Tattoo Artist’s Work Draws Global Accolades
By JEFF KAUFFMAN
The Daily Times of Salisbury
FENWICK ISLAND, Md. (AP) — Once considered a radical branding that would make a parent cringe at the sight, tattoo prevalence has grown tremendously through the years.
Since gaining in popularity and relative social acceptance, tattoos have turned to more of an approachable form of self-expression than a violation to the skin.
Although he claims his craft is continuously being honed, many customers will testify that artist Todd “Noble” Holloway has mastered it.
The Salisbury native and graphic design graduate from University of Maryland Baltimore County has been tattooing for more than 20 years.
“I did my first tattoo on a friend in Seattle in 1992,” he said. “I decided to move back to the area here and started an impromptu apprenticeship that lasted for about six months.
“I didn’t really know the realm of tattooing until I started, but once I really got into, it I found that it’s all-encompassing, and from there I focused on how to get better at it and continuously hone my skill,” Holloway said.
In 1997, he opened a tattoo parlor of his own, Independent Tattoo located in Selbyville, where he worked until he sold his portion of the business in 2007, he said.
From there, Holloway opened Black Cobra Tattoo in Salisbury, which he still owns today with a few close friends and fellow tattoo artists.
His most recent business venture came in 2010 when he opened the doors to Right Coast Tattoo in Fenwick Island.
Throughout the years, Holloway’s notoriety has grown much bigger than he ever expected.
“I had no idea you could reach that kind of level of notoriety in tattooing,” he said. “It was never a goal.”
However, he said, the success came with hard work and, just like any craft, there’s no shortcut to getting good at it.
Holloway’s popularity continues to grow past the local and even national levels, with customers traveling from cities along the Eastern Seaboard, California and even parts of Europe.
Recently, Holloway headed to international tattoo conventions in Belgium and Paris.

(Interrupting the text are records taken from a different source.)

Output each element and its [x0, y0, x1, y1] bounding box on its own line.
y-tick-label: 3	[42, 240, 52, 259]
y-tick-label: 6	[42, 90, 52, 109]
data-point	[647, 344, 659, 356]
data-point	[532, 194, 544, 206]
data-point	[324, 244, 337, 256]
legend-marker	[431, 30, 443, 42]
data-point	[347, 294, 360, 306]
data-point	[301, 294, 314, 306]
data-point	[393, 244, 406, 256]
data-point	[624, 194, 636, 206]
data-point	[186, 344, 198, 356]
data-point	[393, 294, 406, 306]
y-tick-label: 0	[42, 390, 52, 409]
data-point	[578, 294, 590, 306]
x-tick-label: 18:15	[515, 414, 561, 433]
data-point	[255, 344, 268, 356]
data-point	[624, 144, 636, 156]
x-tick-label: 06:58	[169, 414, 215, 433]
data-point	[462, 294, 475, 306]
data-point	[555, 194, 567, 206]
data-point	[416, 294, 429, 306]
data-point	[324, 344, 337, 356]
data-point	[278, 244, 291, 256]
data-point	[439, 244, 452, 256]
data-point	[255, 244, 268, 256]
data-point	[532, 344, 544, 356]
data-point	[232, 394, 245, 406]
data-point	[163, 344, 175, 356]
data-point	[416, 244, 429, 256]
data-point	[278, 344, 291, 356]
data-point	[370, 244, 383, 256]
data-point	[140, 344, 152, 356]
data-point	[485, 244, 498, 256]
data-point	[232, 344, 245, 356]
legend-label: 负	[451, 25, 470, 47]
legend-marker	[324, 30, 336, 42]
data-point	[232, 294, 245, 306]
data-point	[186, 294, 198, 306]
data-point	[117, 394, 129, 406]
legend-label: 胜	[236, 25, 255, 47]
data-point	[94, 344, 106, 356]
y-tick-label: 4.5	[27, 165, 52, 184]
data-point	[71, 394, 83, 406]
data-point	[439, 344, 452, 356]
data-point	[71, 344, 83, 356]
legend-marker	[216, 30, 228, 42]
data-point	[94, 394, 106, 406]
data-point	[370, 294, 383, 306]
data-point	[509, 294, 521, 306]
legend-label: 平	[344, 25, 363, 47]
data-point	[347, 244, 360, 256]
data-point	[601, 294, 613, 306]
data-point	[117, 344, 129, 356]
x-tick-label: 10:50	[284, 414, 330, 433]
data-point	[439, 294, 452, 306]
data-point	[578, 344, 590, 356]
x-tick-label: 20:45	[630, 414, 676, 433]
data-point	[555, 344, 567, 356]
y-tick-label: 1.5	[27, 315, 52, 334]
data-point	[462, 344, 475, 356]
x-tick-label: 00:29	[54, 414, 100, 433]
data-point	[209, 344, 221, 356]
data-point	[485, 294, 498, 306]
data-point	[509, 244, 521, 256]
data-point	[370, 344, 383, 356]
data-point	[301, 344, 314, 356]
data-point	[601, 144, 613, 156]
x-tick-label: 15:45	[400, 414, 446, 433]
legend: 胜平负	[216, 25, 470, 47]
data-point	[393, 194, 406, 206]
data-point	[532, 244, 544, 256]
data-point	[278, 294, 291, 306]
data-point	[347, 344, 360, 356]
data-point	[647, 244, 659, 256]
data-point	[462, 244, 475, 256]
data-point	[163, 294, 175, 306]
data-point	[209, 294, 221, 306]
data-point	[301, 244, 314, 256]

In the past, he’s visited Denmark, Germany, Spain, England, Switzerland and Italy for both projects and expos.
Delaware resident and fishing aficionado Phill Blush chose to work with Holloway for a nautical-inspired full sleeve tattoo on his right arm, which is nearly complete and should be finished by early summer.
Blush drew inspiration from his grandfather’s tales of time spent in the Navy, accompanied by photographs of sailors covered in tattoos.
“I fell in love with the old style of thick lines and deep, bright colors,” he said. “I was hooked on the art at a young age and finally started getting my own last year thanks to Todd.”
“I went with him because of his sheer skill, knowledge and experience with traditional tattoo styles,” Blush said. “He also has a way with planning where certain tattoos should go and what will work best with specific artwork.”
Holloway said he draws interest from an array of artists in multiple types of mediums.
“Whether it be a comic book artist, illustration artist, oil paintings — whatever triggers my interest, that’s usually what I draw,” he said.
Along with Holloway, Right Coast Tattoo offers the skill of Jeff Brown and Sean C. Rhodes.